Once the noodles have mingled with the sauce, you’re ready to eat. Add a colorful and flavorful garnish, such as sliced scallions, chopped cilantro, or roasted peanuts, pine nuts, or cashews, and you’re ready to start celebrating a prosperous and healthy new year!
Mandarin Noodles with Sauteed Tenderloin and Vegetables
Serves 4 to 6
4 ounces (125 g) dried Chinese egg noodles
1 tablespoon peanut oil or vegetable oil
3 tablespoons unsalted butter
6 ounces (185 g) tenderloin steak, cut into thin strips
6 ounces (185 g) fresh shiitake mushrooms, stems removed, caps cut into quarters
1 ounce (30 g) fresh enoki mushrooms
4 ounces (125 g) carrots, asparagus, or other assorted vegetables, cut into thin julienne strips
3 tablespoons thinly sliced scallions
1 tablespoon finely chopped ginger
1 tablespoon finely chopped garlic
Freshly ground black pepper
1/3 cup (80 ml) plum wine
1/2 teaspoon ground cinnamon
2/3 cup (160 ml) good quality canned beef broth
2 tablespoons rice wine (or fresh lime juice)
8 to 10 endive leaves or other decorative salad greens, for serving
Bring a pot of lightly salted water to a boil. Add the Chinese egg noodles and cook them until al dente, tender but still chewy, following the manufacturer’s instructions. Drain and set aside.
In a large skillet or wok over high heat, heat the oil and 1 tablespoon of the butter. Add the tenderloin strips and stir-fry them, stirring continuously with a wooden or metal spatula, until lightly seared on all sides, about 3 minutes. Add the shiitake and enoki mushrooms and the julienned vegetables, 1 tablespoon of the scallions, and the ginger and garlic and stir-fry for 3 minutes more. Season to taste with salt and pepper. Remove the meat and vegetables from the pan and set aside.
Add the plum wine and the cinnamon and deglaze the pan with a wooden spoon, stirring and scraping to dissolve the pan deposits. Boil until the liquid has reduced by half, about 1 minute.

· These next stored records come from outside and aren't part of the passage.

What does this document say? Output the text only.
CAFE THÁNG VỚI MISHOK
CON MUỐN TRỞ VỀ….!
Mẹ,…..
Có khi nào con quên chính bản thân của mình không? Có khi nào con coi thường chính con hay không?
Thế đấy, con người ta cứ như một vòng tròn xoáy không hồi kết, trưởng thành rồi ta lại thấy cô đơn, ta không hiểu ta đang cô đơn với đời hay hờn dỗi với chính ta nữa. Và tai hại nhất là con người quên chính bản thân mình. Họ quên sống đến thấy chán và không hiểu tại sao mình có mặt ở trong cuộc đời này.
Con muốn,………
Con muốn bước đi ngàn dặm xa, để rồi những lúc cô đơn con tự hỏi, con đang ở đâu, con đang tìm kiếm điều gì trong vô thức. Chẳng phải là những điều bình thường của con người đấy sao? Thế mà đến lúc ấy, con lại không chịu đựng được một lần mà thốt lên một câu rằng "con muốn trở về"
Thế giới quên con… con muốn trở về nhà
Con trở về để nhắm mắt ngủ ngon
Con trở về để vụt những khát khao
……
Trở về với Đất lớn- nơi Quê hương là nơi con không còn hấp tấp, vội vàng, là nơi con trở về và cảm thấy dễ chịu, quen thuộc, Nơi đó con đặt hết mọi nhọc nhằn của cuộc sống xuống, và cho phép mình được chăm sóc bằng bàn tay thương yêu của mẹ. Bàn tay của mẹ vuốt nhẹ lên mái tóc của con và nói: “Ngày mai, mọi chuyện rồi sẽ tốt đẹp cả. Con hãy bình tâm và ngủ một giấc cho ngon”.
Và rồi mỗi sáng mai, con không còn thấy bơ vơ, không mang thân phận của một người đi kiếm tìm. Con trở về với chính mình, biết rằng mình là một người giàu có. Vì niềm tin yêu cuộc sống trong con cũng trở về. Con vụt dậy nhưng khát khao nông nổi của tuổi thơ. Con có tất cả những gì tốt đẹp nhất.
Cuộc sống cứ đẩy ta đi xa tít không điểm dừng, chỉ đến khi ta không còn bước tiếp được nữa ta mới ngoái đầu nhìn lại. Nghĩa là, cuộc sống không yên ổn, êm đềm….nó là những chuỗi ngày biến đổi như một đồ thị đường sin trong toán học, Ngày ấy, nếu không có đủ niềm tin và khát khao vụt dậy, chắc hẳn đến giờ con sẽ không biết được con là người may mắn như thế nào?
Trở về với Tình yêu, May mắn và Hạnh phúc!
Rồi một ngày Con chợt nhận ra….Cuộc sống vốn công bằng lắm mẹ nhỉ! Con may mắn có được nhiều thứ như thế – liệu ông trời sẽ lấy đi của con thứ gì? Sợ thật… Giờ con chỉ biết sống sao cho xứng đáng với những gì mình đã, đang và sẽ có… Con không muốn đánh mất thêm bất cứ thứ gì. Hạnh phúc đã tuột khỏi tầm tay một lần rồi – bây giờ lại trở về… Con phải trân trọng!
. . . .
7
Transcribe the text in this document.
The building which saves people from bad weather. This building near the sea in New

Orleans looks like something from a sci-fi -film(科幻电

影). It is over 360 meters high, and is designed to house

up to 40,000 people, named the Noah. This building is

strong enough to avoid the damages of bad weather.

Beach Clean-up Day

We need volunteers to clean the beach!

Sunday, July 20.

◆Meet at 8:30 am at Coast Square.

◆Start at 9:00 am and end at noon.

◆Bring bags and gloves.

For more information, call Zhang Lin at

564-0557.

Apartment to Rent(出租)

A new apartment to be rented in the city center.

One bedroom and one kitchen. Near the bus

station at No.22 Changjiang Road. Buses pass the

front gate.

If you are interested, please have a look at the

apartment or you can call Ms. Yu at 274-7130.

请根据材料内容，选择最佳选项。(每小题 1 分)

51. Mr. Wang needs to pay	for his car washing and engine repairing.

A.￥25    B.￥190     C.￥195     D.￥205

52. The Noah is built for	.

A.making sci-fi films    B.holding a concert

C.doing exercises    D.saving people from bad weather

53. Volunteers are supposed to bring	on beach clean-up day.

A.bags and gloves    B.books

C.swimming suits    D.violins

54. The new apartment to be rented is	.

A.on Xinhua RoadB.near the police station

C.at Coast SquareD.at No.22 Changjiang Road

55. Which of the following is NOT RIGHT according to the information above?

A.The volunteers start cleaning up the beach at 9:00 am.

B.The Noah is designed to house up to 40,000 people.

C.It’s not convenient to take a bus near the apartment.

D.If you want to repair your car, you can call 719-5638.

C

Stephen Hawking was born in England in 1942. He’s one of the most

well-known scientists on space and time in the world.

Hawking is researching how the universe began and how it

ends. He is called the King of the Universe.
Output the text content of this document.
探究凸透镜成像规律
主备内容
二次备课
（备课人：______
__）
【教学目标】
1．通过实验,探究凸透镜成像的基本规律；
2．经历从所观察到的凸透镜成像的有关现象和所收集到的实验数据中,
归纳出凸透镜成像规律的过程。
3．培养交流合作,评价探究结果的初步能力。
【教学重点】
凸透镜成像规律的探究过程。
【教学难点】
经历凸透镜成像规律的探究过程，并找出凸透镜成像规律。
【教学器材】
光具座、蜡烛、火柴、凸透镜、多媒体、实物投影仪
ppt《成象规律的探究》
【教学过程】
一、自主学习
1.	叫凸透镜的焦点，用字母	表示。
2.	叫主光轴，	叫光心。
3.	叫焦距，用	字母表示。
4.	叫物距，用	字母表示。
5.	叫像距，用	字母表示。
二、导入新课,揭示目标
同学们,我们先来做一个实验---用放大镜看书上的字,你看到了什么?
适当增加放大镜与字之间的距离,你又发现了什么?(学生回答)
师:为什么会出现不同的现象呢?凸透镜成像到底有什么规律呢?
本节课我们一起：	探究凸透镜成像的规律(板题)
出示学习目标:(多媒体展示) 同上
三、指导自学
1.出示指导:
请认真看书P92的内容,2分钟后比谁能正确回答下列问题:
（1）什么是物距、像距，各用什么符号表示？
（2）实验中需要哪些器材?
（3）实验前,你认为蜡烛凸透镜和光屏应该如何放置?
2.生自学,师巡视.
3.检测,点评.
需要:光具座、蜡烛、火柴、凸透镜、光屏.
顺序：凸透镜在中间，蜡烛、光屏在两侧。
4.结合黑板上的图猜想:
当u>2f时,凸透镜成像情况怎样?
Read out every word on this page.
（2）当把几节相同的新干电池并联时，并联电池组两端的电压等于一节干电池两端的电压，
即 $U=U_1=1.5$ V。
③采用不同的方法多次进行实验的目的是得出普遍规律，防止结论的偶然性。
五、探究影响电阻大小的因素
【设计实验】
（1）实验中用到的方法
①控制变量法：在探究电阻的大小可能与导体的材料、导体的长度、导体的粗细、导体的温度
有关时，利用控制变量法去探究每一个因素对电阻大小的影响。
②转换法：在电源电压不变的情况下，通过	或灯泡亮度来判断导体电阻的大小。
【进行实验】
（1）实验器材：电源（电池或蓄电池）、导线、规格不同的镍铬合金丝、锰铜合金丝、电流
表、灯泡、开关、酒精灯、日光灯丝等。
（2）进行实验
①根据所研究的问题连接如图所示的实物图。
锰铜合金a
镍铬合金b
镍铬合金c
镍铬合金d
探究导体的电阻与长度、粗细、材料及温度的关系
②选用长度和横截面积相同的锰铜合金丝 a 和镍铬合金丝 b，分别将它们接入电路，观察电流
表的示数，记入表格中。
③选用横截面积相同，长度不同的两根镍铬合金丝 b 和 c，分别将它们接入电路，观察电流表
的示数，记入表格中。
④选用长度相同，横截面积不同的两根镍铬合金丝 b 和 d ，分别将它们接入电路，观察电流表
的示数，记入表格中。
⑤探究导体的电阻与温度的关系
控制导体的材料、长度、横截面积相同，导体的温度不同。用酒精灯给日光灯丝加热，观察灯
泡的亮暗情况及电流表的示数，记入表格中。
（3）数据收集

Add the broth and continue to boil until the liquid has thickened slightly, 2 to 3 minutes more. Whisk in the remaining 2 tablespoons butter. Add the cooked noodles and the reserved meat and vegetables. Stir in the rice wine and cook briefly, just until heated through. Correct the seasonings, if necessary, with more salt and pepper to taste.
Arrange the endive leaves around the edges of a large platter. Spoon the steak, noodles, and sauce in the center and garnish with the remaining chopped scallions. Serve immediately.